FIG. 2 is a manufacturing process diagram of the multilayer ceramic capacitor according to one embodiment of the present invention.

FIG. 3 is a sectional view of a container used for chamfering according to an embodiment of the present invention.

FIG. 4 is a perspective view of the laminated body after chamfering in one embodiment of the present invention.

FIG. 5 is a perspective view of a basket used for drying after chamfering in one embodiment of the present invention.
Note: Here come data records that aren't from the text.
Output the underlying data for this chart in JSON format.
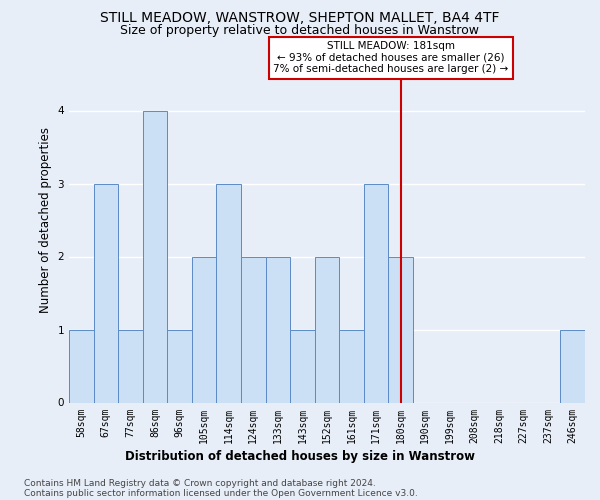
{
  "title": "STILL MEADOW, WANSTROW, SHEPTON MALLET, BA4 4TF",
  "subtitle": "Size of property relative to detached houses in Wanstrow",
  "xlabel": "Distribution of detached houses by size in Wanstrow",
  "ylabel": "Number of detached properties",
  "categories": [
    "58sqm",
    "67sqm",
    "77sqm",
    "86sqm",
    "96sqm",
    "105sqm",
    "114sqm",
    "124sqm",
    "133sqm",
    "143sqm",
    "152sqm",
    "161sqm",
    "171sqm",
    "180sqm",
    "190sqm",
    "199sqm",
    "208sqm",
    "218sqm",
    "227sqm",
    "237sqm",
    "246sqm"
  ],
  "values": [
    1,
    3,
    1,
    4,
    1,
    2,
    3,
    2,
    2,
    1,
    2,
    1,
    3,
    2,
    0,
    0,
    0,
    0,
    0,
    0,
    1
  ],
  "bar_color": "#cce0f5",
  "bar_edge_color": "#5b8ac5",
  "reference_line_x": 13.0,
  "annotation_line1": "STILL MEADOW: 181sqm",
  "annotation_line2": "← 93% of detached houses are smaller (26)",
  "annotation_line3": "7% of semi-detached houses are larger (2) →",
  "annotation_box_color": "#ffffff",
  "annotation_box_edge_color": "#cc0000",
  "vline_color": "#cc0000",
  "ylim": [
    0,
    5
  ],
  "yticks": [
    0,
    1,
    2,
    3,
    4
  ],
  "footer_line1": "Contains HM Land Registry data © Crown copyright and database right 2024.",
  "footer_line2": "Contains public sector information licensed under the Open Government Licence v3.0.",
  "bg_color": "#e8eef8",
  "grid_color": "#ffffff",
  "title_fontsize": 10,
  "subtitle_fontsize": 9,
  "axis_label_fontsize": 8.5,
  "tick_fontsize": 7,
  "footer_fontsize": 6.5
}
FIG. 6 is a perspective view showing a flow of hot air during drying in one embodiment of the present invention.

[Explanation of symbols]

 DESCRIPTION OF SYMBOLS 1 Lining 2 Laminated body 3 Medium 6 Basket 10 Container

Continuation of front page (56) References JP-A-4-300159 (JP, A) JP-A-4-142722 (JP, A) JP-A-2-101725 (JP, A) JP-A-2-101724 (JP) , A) (58) Fields investigated (Int. Cl. ⁷ , DB name) H01G 4/00-4/40 H01G 13/00-13/06

Claims (7)

(57) [Claims] 1. A first step of obtaining a laminate in which a ceramic layer mainly containing barium titanate as a main raw material and a ceramic layer having an organic substance and an internal electrode layer are alternately laminated, A method of manufacturing a multilayer ceramic electronic component, comprising: a second step of chamfering in a wet manner, a third step of drying the laminate, and a fourth step of subsequently firing the laminate. The second step is a method of manufacturing a multilayer ceramic electronic component, wherein the laminate and a medium made of a ceramic powder and a resin are placed in a container equipped with an organic lining and chamfered by stirring. . 2. The method according to claim 1, wherein the ceramic powder uses zirconia and the resin uses polyester. 3. The method according to claim 1, wherein the hardness of the lining is greater than the hardness of the laminate. 4. The organic material used for the lining has a rubber hardness of 2
The method for manufacturing a multilayer ceramic electronic component according to claim 1, wherein the multilayer ceramic electronic component has a hardness of 0 or more. 5. The method according to claim 4, wherein the organic substance is one of neoprene rubber, urethane rubber and special natural rubber. 6. The drying step, wherein the laminate is charged into a container having air permeability, and hot air is sent from another direction while reducing pressure in one direction of the container.
3. The method for producing a multilayer ceramic electronic component according to item 1. 7. The method for manufacturing a multilayer ceramic electronic component according to claim 6, wherein the temperature of the hot air is equal to or lower than a softening point of a binder contained in the laminate.